Si la personne est perçue dans sa vérité par sa relation à Dieu, aux autres et à soi-même, alors nous pouvons regarder la Pentecôte comme cette qualité relationnelle à Dieu lui-même, notre esprit, qui atteint un accomplissement total, puisque nous recevons à nouveau l’Esprit de Dieu comme une nouvelle création. Animés par son souffle et son feu intérieur, nous pouvons alors annoncer la Bonne Nouvelle, et plus encore la vivre avec tous nos frères en humanité.

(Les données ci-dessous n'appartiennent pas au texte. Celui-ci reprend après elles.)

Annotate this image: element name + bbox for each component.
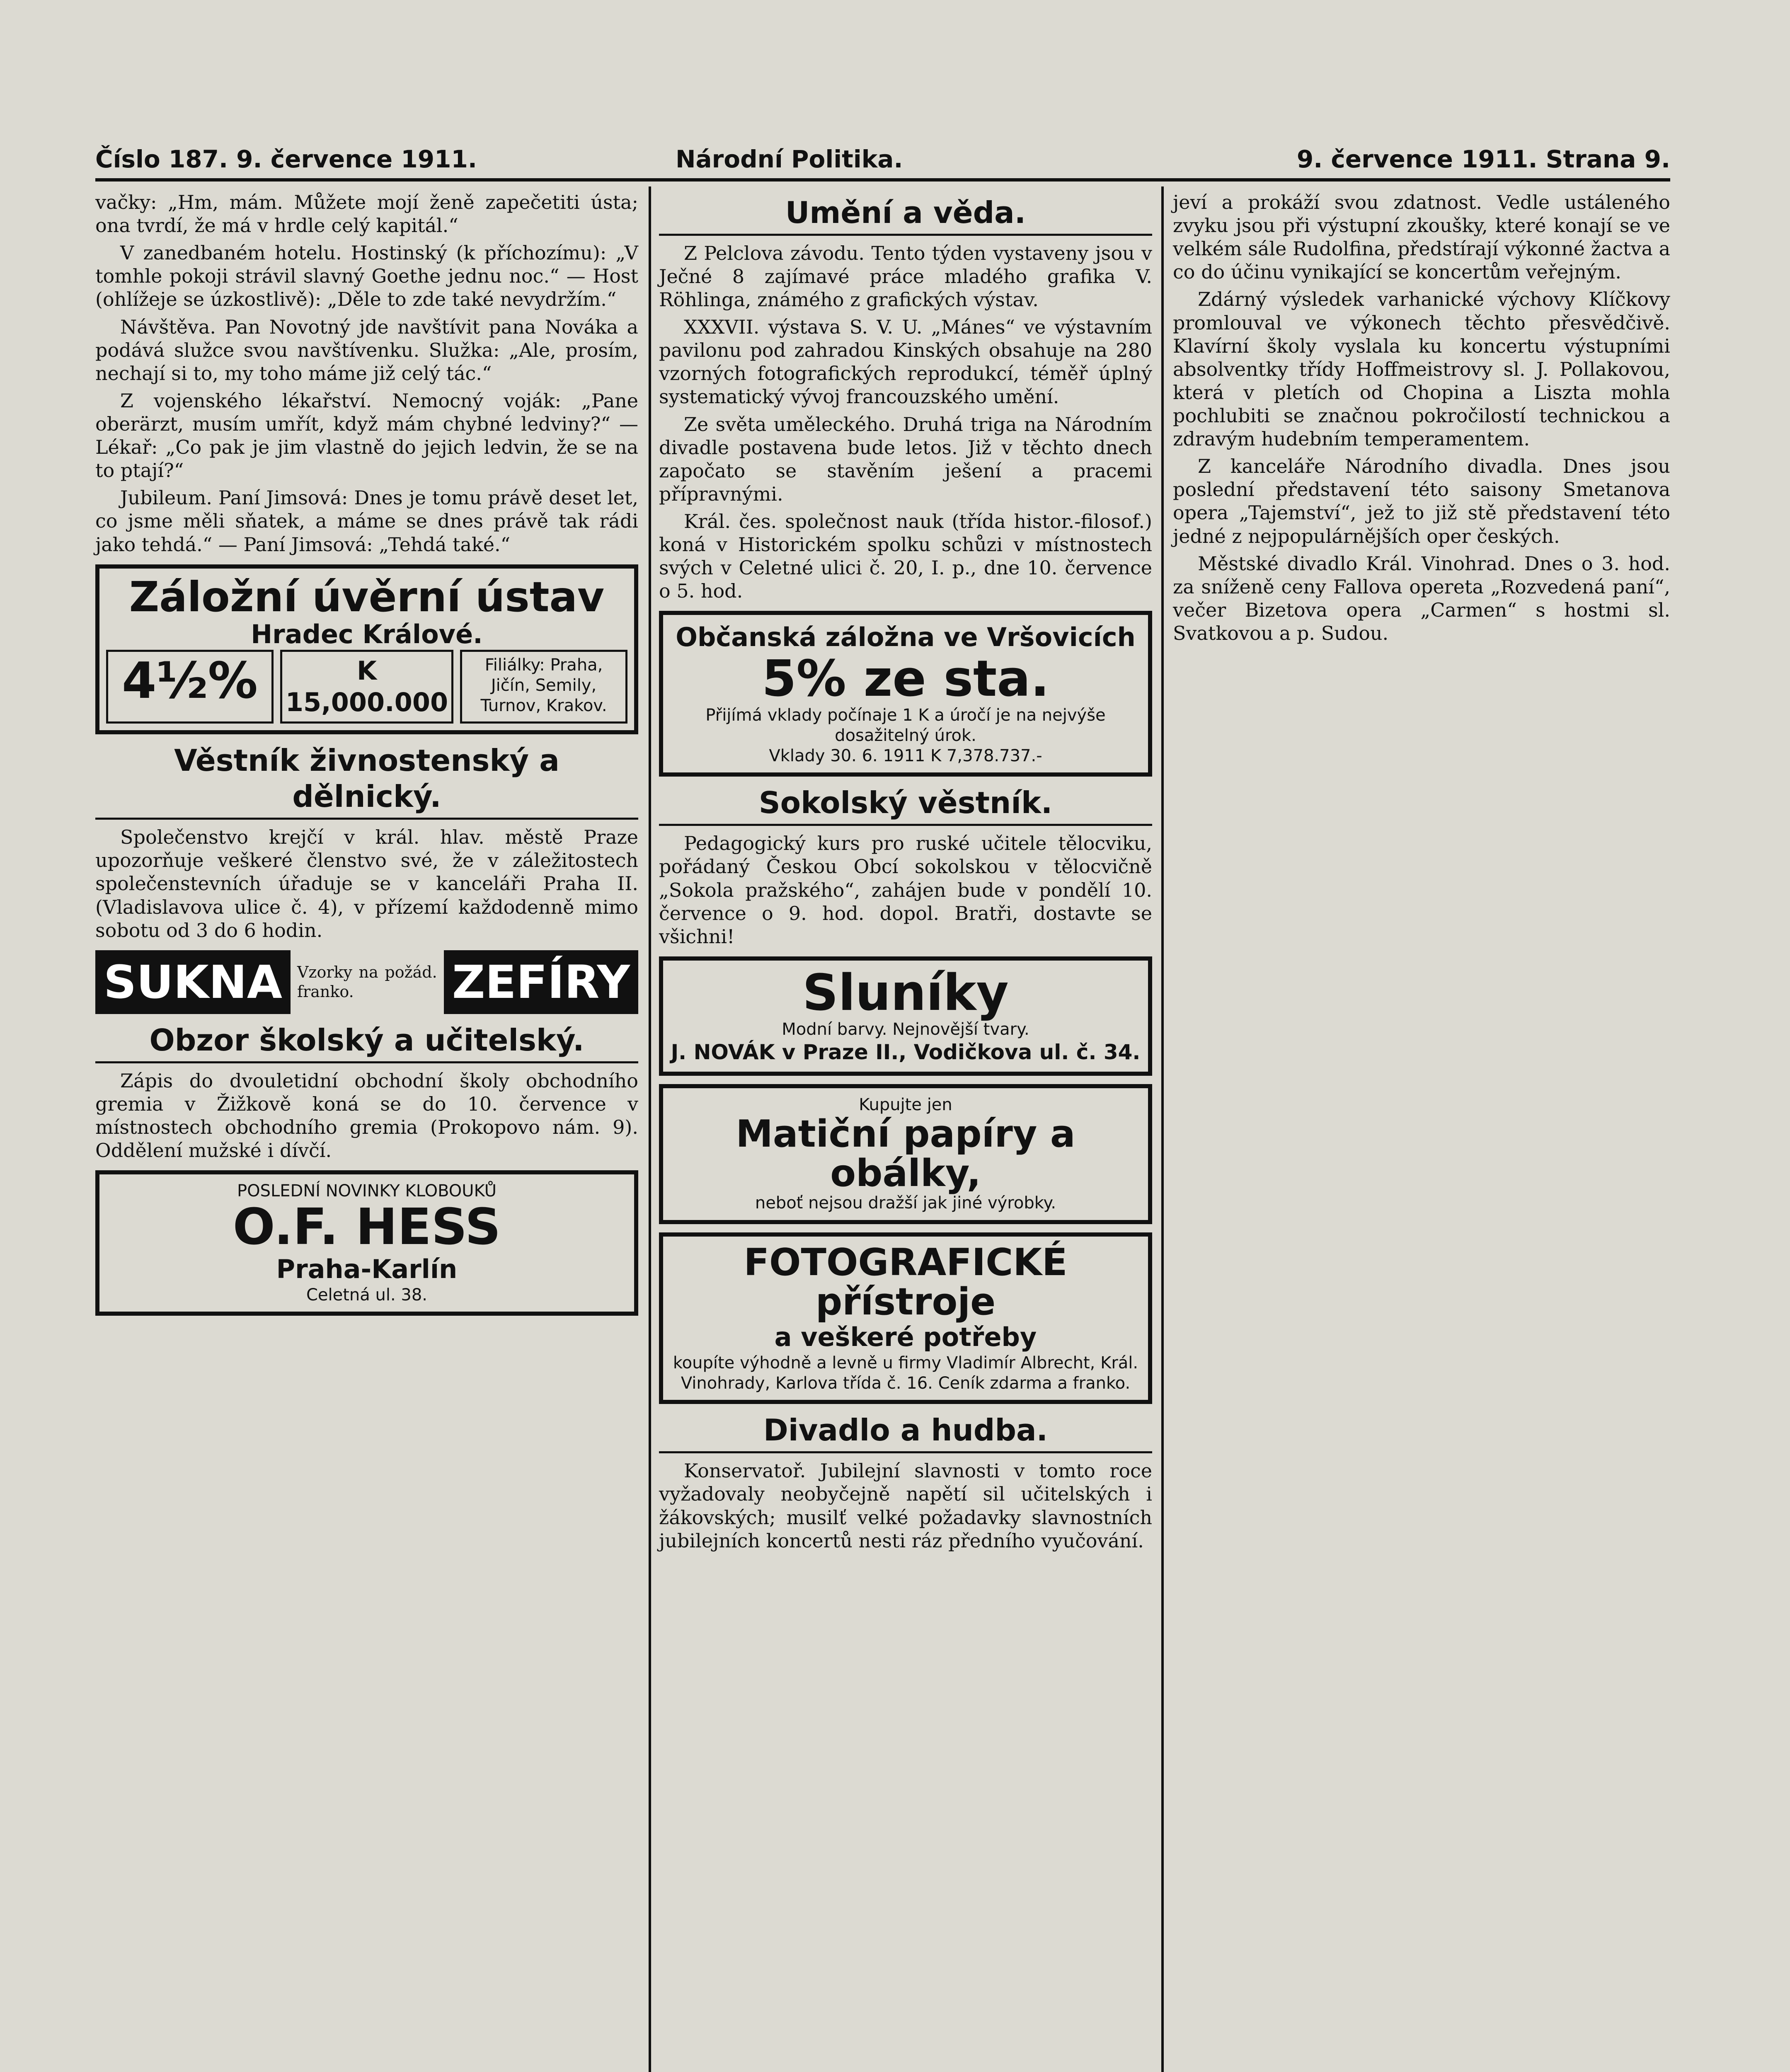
ad-maticni-papiry bbox=[659, 1084, 1152, 1225]
ad-city: Hradec Králové. bbox=[251, 619, 483, 649]
section-title: Věstník živnostenský a dělnický. bbox=[95, 743, 638, 820]
article-paragraph: V zanedbaném hotelu. Hostinský (k příchozímu): „V tomhle pokoji strávil slavný Goethe jednu noc.“ — Host (ohlížeje se úzkostlivě): „Děle to zde také nevydržím.“ bbox=[95, 242, 638, 311]
newspaper-title: Národní Politika. bbox=[676, 145, 903, 173]
article-paragraph: vačky: „Hm, mám. Můžete mojí ženě zapečetiti ústa; ona tvrdí, že má v hrdle celý kapitál.“ bbox=[95, 191, 638, 237]
article-paragraph: Zdárný výsledek varhanické výchovy Klíčkovy promlouval ve výkonech těchto přesvědčivě. Klavírní školy vyslala ku koncertu výstupními absolventky třídy Hoffmeistrovy sl. J. Pollakovou, která v pletích od Chopina a Liszta mohla pochlubiti se značnou pokročilostí technickou a zdravým hudebním temperamentem. bbox=[1173, 288, 1670, 450]
ad-address: Celetná ul. 38. bbox=[306, 1285, 428, 1305]
ad-title: Sluníky bbox=[802, 964, 1009, 1022]
issue-number: Číslo 187. 9. července 1911. bbox=[95, 145, 477, 173]
ad-zefiry: ZEFÍRY bbox=[444, 950, 638, 1014]
article-paragraph: Z vojenského lékařství. Nemocný voják: „Pane oberärzt, musím umřít, když mám chybné ledviny?“ — Lékař: „Co pak je jim vlastně do jejich ledvin, že se na to ptají?“ bbox=[95, 389, 638, 482]
ad-note: Vzorky na požád. franko. bbox=[297, 963, 437, 1001]
article-paragraph: Král. čes. společnost nauk (třída histor.-filosof.) koná v Historickém spolku schůzi v místnostech svých v Celetné ulici č. 20, I. p., dne 10. července o 5. hod. bbox=[659, 510, 1152, 603]
ad-zalozni-uverni-ustav bbox=[95, 564, 638, 734]
article-paragraph: jeví a prokáží svou zdatnost. Vedle ustáleného zvyku jsou při výstupní zkoušky, které konají se ve velkém sále Rudolfina, předstírají výkonné žactva a co do účinu vynikající se koncertům veřejným. bbox=[1173, 191, 1670, 283]
ad-shop: J. NOVÁK v Praze II., Vodičkova ul. č. 34. bbox=[671, 1040, 1141, 1064]
section-title: Umění a věda. bbox=[659, 195, 1152, 236]
column-2 bbox=[659, 191, 1152, 1556]
section-title: Obzor školský a učitelský. bbox=[95, 1022, 638, 1063]
article-paragraph: Jubileum. Paní Jimsová: Dnes je tomu právě deset let, co jsme měli sňatek, a máme se dnes právě tak rádi jako tehdá.“ — Paní Jimsová: „Tehdá také.“ bbox=[95, 487, 638, 556]
article-paragraph: Pedagogický kurs pro ruské učitele tělocviku, pořádaný Českou Obcí sokolskou v tělocvičně „Sokola pražského“, zahájen bude v pondělí 10. července o 9. hod. dopol. Bratři, dostavte se všichni! bbox=[659, 832, 1152, 948]
ad-deposits: Vklady 30. 6. 1911 K 7,378.737.- bbox=[769, 746, 1042, 765]
article-paragraph: XXXVII. výstava S. V. U. „Mánes“ ve výstavním pavilonu pod zahradou Kinských obsahuje na 280 vzorných fotografických reprodukcí, téměř úplný systematický vývoj francouzského umění. bbox=[659, 316, 1152, 408]
column-1 bbox=[95, 191, 638, 1324]
ad-text: koupíte výhodně a levně u firmy Vladimír Albrecht, Král. Vinohrady, Karlova třída č. 16. Ceník zdarma a franko. bbox=[673, 1353, 1138, 1393]
section-title: Sokolský věstník. bbox=[659, 785, 1152, 826]
ad-rate: 4½% bbox=[121, 652, 258, 710]
ad-top: Kupujte jen bbox=[859, 1095, 952, 1114]
ad-city: Praha-Karlín bbox=[276, 1254, 458, 1284]
article-paragraph: Návštěva. Pan Novotný jde navštívit pana Nováka a podává služce svou navštívenku. Služka: „Ale, prosím, nechají si to, my toho máme již celý tác.“ bbox=[95, 315, 638, 385]
ad-branches: Filiálky: Praha, Jičín, Semily, Turnov, Krakov. bbox=[480, 656, 607, 715]
ad-title: Občanská záložna ve Vršovicích bbox=[676, 622, 1136, 653]
ad-rate: 5% ze sta. bbox=[762, 650, 1049, 708]
article-paragraph: Ze světa uměleckého. Druhá triga na Národním divadle postavena bude letos. Již v těchto dnech započato se stavěním ješení a pracemi přípravnými. bbox=[659, 413, 1152, 505]
column-divider bbox=[1161, 186, 1164, 2072]
ad-name: O.F. HESS bbox=[233, 1198, 501, 1256]
article-paragraph: Konservatoř. Jubilejní slavnosti v tomto roce vyžadovaly neobyčejně napětí sil učitelských i žákovských; musilť velké požadavky slavnostních jubilejních koncertů nesti ráz předního vyučování. bbox=[659, 1460, 1152, 1552]
ad-sub: a veškeré potřeby bbox=[774, 1322, 1037, 1353]
page-date: 9. července 1911. Strana 9. bbox=[1296, 145, 1670, 173]
article-paragraph: Z kanceláře Národního divadla. Dnes jsou poslední představení této saisony Smetanova opera „Tajemství“, jež to již stě představení této jedné z nejpopulárnějších oper českých. bbox=[1173, 455, 1670, 547]
page-header bbox=[95, 137, 1670, 182]
ad-fotograficke bbox=[659, 1232, 1152, 1404]
article-paragraph: Zápis do dvouletidní obchodní školy obchodního gremia v Žižkově koná se do 10. července v místnostech obchodního gremia (Prokopovo nám. 9). Oddělení mužské i dívčí. bbox=[95, 1069, 638, 1162]
ad-top: POSLEDNÍ NOVINKY KLOBOUKŮ bbox=[237, 1181, 497, 1201]
article-paragraph: Městské divadlo Král. Vinohrad. Dnes o 3. hod. za sníženě ceny Fallova opereta „Rozvedená paní“, večer Bizetova opera „Carmen“ s hostmi sl. Svatkovou a p. Sudou. bbox=[1173, 552, 1670, 644]
column-3 bbox=[1173, 191, 1670, 649]
ad-title: FOTOGRAFICKÉ přístroje bbox=[744, 1241, 1068, 1324]
ad-sluniky bbox=[659, 956, 1152, 1076]
ad-capital: K 15,000.000 bbox=[285, 656, 448, 717]
section-title: Divadlo a hudba. bbox=[659, 1412, 1152, 1453]
ad-hess bbox=[95, 1170, 638, 1316]
ad-sukna-zefiry bbox=[95, 950, 638, 1014]
newspaper-page bbox=[95, 137, 1670, 2072]
article-paragraph: Z Pelclova závodu. Tento týden vystaveny jsou v Ječné 8 zajímavé práce mladého grafika V. Röhlinga, známého z grafických výstav. bbox=[659, 242, 1152, 311]
article-paragraph: Společenstvo krejčí v král. hlav. městě Praze upozorňuje veškeré členstvo své, že v záležitostech společenstevních úřaduje se v kanceláři Praha II. (Vladislavova ulice č. 4), v přízemí každodenně mimo sobotu od 3 do 6 hodin. bbox=[95, 826, 638, 942]
ad-title: Záložní úvěrní ústav bbox=[129, 572, 605, 621]
column-divider bbox=[649, 186, 651, 2072]
ad-text: Přijímá vklady počínaje 1 K a úročí je na nejvýše dosažitelný úrok. bbox=[705, 706, 1106, 745]
ad-sub: neboť nejsou dražší jak jiné výrobky. bbox=[755, 1193, 1056, 1213]
ad-obcanska-zalozna bbox=[659, 611, 1152, 777]
ad-sukna: SUKNA bbox=[95, 950, 291, 1014]
ad-title: Matiční papíry a obálky, bbox=[736, 1112, 1075, 1195]
ad-sub: Modní barvy. Nejnovější tvary. bbox=[782, 1019, 1029, 1039]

Et ainsi chacun, personnellement, connaîtra cette paix intérieure, cette liberté achevée, l’âme sera totalement libre de choisir la vie. (« … je mets devant toi la vie ou la mort, la bénédiction ou la malédiction. Choisis donc la vie, pour que vous viviez, toi et ta descendance, (Dt 30, 19)  « Moi, je suis la résurrection et la vie. Celui qui croit en moi, même s’il meurt, vivra ;    quiconque vit et croit en moi ne mourra jamais. (Jn 11) 

 

Et à la fin des temps, quand le Fils de l’homme viendra, nous vivrons pleinement nos trois liens d’amour, celui de Dieu, des autres et de soi-même. 

Tout est dit, et bien dit. Et nous ne cesserons jamais de le proclamer.